The reason? They have nothing else to offer beyond divisiveness. That message was epitomised by last week’s billboard, featuring a large, bare-chested Roma man whose image had been digitally altered to better fit the SNS vision of this particular minority – i.e. covered in tattoos and wearing a thick gold chain around his neck – and crowned with the slogan: “so that we do not feed those who do not want to work.”
As usually happens with politicians of the calibre of Slota and Belousovová, any attempted explanation or justification of the original slur only makes the situation worse. After local human rights and Roma rights organisations complained, suggesting they would sue the party on suspicion of inciting racial hate, Belousovová said that the billboard was not racist at all. That did not stop her from adding that it was all about statistics and that the “highest percentage of those who do not want to work and [who] siphon the most off the social system are the Gypsies”. Then the next day, as though she had forgotten what she said less than 24 hours earlier, she claimed that everyone who claimed that the person on the SNS billboard was a “Gypsy” is a racist.

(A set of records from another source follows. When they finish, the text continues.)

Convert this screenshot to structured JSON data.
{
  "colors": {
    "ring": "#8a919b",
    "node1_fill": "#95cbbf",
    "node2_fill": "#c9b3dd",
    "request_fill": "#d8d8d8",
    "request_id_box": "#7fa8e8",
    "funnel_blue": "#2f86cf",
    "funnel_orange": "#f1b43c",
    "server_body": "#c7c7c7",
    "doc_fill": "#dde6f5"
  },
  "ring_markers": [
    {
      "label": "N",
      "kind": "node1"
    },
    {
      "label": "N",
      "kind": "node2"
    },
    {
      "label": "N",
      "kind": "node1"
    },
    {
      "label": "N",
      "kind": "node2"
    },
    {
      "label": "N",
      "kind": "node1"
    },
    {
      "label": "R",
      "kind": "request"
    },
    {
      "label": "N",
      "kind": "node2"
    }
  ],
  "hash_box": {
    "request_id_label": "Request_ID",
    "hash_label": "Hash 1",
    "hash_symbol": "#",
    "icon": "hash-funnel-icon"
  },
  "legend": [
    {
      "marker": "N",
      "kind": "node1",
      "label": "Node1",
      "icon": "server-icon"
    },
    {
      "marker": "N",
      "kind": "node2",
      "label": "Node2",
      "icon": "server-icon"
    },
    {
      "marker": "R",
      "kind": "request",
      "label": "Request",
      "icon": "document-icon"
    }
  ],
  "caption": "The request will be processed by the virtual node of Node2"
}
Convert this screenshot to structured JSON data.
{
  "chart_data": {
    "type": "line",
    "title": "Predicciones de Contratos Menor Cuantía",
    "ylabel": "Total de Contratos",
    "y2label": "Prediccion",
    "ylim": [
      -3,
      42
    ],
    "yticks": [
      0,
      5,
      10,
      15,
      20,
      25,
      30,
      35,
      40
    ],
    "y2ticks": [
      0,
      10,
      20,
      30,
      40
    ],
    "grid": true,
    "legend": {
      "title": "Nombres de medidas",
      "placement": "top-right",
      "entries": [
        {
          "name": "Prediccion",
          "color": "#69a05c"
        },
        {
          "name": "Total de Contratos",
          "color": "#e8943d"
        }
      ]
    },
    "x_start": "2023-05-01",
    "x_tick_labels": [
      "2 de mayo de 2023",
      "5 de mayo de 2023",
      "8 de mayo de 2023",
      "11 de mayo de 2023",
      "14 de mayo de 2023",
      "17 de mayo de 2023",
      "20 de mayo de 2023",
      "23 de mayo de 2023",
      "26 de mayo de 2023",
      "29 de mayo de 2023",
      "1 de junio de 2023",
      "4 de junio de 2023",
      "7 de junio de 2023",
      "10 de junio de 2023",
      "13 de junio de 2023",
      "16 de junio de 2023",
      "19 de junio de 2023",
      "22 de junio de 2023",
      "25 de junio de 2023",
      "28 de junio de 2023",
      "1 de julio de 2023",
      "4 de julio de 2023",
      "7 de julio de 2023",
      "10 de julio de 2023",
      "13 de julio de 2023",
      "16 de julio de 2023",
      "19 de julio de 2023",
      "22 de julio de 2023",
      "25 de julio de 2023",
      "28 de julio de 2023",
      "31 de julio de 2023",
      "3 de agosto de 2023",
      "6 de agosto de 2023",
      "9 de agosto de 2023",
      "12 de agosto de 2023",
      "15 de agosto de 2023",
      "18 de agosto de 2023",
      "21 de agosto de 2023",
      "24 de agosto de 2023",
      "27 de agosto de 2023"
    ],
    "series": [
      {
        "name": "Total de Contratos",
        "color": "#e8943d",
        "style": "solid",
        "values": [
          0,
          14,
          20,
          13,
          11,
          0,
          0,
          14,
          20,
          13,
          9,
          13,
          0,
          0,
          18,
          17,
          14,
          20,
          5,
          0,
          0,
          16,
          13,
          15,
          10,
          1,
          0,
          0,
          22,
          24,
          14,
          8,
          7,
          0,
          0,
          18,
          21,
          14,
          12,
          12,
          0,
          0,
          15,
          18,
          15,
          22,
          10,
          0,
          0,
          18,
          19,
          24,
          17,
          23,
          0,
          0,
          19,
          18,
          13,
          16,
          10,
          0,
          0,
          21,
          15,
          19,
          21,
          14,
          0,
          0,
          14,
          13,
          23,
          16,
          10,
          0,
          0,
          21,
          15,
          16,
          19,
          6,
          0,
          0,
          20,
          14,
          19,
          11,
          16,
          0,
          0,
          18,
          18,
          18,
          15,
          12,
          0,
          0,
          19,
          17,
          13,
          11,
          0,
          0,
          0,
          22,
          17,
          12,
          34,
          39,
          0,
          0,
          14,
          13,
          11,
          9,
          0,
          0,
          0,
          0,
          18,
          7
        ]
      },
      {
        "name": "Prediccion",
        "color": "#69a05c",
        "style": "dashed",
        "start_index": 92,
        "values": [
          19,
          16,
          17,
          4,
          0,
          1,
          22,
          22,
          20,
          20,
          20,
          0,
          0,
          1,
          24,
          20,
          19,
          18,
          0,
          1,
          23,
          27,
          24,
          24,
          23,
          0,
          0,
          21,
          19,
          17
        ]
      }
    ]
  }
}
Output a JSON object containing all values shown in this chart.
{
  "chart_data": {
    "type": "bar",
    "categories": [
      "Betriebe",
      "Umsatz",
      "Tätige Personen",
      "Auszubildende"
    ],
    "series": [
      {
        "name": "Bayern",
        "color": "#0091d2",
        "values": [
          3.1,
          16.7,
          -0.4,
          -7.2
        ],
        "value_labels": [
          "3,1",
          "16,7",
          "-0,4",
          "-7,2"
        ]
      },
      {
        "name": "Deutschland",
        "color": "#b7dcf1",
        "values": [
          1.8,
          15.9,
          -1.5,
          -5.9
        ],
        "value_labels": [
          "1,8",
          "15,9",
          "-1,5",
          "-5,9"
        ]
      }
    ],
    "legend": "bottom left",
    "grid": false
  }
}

“We are only naming the problem,” Belousovová said, as quoted by Sme daily. “The racists are the people who started writing that the SNS campaign is against the Gypsies.”
Belousovová also added that the man on the billboard is Slovak, that he has Slovak nationality and that Slovak society is hypocritical – and all her party had done was to draw aside the veil of hypocrisy. Belousovová also announced that from now on SNS billboards will feature a huge red stripe with the word “censored” on it.
Of course, here again the SNS is abusing the idea of free speech, something which hardcore Slota fans will no doubt relish, as their blood boils on their way to the polling station on June 12 to cast their vote for the party which dares to say openly that the Gypsies make up the highest percentage of those who do not want to work. It’s all about statistics – as Belousovová would say.
However, numbers can be a very unpredictable beast when used in a political fight. What if all the damage to the state that all those hard-working nominees of the SNS have caused while occupying senior public positions could be calculated and set against the “damage” to the state budget caused by people whom the SNS make the targets of their campaigns?
What an interesting statistic it would be. Some of those SNS nominees would in fact fit much better on the party’s own billboards.
There is no way Fico can distance himself from the SNS. He brought Slota's buddies into the government just as he did with Vladimír Mečiar and his Movement for a Democratic Slovakia (HZDS).
He is responsible for the radicalisation of the political scene and the perversion of political discourse.
The SNS might just fail to win any seats in the next Slovak parliament, but Fico and his Smer will certainly make it in – and Fico still has a considerable chance of winning the next election.
He consistently tops the opinion polls, which is disturbing because it means that many people in Slovakia still do not judge politicians based on the kind of partners they choose to rule with.